Eating a Mediterranean diet for a year boosts the types of gut bacteria linked to ‘healthy’ ageing, while reducing those associated with harmful inflammation in older people.

Eating a Mediterranean diet for a year boosts the types of gut bacteria linked to ‘healthy’ ageing, while reducing those associated with harmful inflammation in older people.

The five-country study, published online in the journal Gut, looked at whether a Mediterranean diet might maintain the microbiome in older people’s guts, and promote the retention or even proliferation of bacteria associated with ‘healthy’ ageing.

The researchers suggested that as ageing is associated with deteriorating bodily functions and increasing inflammation, both of which herald the onset of frailty, this diet might act on gut bacteria in such a way as to help curb the advance of physical frailty and cognitive decline in older age.

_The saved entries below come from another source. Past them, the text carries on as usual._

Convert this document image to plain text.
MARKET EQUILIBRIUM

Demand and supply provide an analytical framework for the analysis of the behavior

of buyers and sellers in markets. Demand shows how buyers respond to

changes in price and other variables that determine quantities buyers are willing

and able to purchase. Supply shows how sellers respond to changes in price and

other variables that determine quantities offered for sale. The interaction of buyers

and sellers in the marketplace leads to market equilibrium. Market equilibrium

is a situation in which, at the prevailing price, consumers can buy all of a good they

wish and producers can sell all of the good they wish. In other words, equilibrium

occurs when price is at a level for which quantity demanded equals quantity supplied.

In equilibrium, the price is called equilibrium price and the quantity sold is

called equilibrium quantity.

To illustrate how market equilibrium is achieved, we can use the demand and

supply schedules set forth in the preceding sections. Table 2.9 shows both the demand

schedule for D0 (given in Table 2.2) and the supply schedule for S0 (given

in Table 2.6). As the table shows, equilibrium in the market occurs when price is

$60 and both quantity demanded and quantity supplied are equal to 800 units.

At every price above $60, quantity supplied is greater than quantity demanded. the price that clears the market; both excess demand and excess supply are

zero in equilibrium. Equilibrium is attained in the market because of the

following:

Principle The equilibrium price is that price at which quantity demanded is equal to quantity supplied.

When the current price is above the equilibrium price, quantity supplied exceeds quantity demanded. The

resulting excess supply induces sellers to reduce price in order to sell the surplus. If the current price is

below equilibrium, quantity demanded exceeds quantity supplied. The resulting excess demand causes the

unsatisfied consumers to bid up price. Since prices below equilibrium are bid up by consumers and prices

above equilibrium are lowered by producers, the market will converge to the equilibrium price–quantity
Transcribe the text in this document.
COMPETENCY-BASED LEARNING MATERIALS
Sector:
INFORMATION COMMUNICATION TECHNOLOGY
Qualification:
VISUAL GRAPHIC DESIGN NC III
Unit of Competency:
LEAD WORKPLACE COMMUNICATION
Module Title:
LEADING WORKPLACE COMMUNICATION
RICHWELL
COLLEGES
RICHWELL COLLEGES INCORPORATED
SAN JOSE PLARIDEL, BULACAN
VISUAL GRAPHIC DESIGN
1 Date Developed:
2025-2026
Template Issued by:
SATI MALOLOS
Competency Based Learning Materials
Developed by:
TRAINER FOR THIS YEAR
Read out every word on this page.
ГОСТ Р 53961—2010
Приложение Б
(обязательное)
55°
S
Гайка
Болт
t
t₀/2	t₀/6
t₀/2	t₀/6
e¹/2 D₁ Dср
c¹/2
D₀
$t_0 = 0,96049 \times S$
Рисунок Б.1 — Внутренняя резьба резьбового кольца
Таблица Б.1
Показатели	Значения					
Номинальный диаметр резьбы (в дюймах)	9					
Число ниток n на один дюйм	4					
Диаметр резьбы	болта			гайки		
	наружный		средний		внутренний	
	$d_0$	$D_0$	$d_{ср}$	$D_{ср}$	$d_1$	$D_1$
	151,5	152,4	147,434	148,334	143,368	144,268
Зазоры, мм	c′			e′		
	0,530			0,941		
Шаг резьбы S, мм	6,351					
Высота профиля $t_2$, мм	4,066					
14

Previous research suggests that a poor/restrictive diet, which is common among older people, particularly those in long-term residential care, reduces the range and types of bacteria (microbiome) found in the gut and helps to speed up the onset of frailty. 

They analysed the gut microbiome of 612 people aged 65 to 79, before and after 12 months of either eating their usual diet (n = 289) or a Mediterranean diet (n = 323), rich in fruits, vegetables, nuts, legumes, olive oil and fish and low in red meat and saturated fats, and specially tailored to older people (NU-AGE diet).

The participants, who were either frail (n=28), on the verge of frailty (n=151), or not frail (n=433) at the beginning of the study, lived in five different countries: France, Italy, Netherlands, Poland, and the UK.

Sticking to the Mediterranean diet for 12 months was associated with beneficial changes to the gut microbiome.

Findings were independent of the person’s age or weight

It was associated with stemming the loss of bacterial diversity; an increase in the types of bacteria previously associated with several indicators of reduced frailty, such as walking speed and hand grip strength, and improved brain function, such as memory; and with reduced production of potentially harmful inflammatory chemicals.

More detailed analysis revealed that the microbiome changes were associated with an increase in bacteria known to produce beneficial short chain fatty acids and a decrease in bacteria involved in producing particular bile acids, overproduction of which are linked to a heightened risk of bowel cancer, insulin resistance, fatty liver and cell damage.

What’s more, the bacteria that proliferated in response to the Mediterranean diet acted as ‘keystone’ species, meaning they were critical for a stable ‘gut ecosystem,’ pushing out those microbes associated with indicators of frailty.

The findings were independent of the person’s age or weight (body mass index), both of which influence the make-up of the microbiome. And while there were some differences in the make-up of a person’s gut microbiome, depending on country of origin to start with, the response to the Mediterranean diet after 12 months was similar and consistent, irrespective of nationality.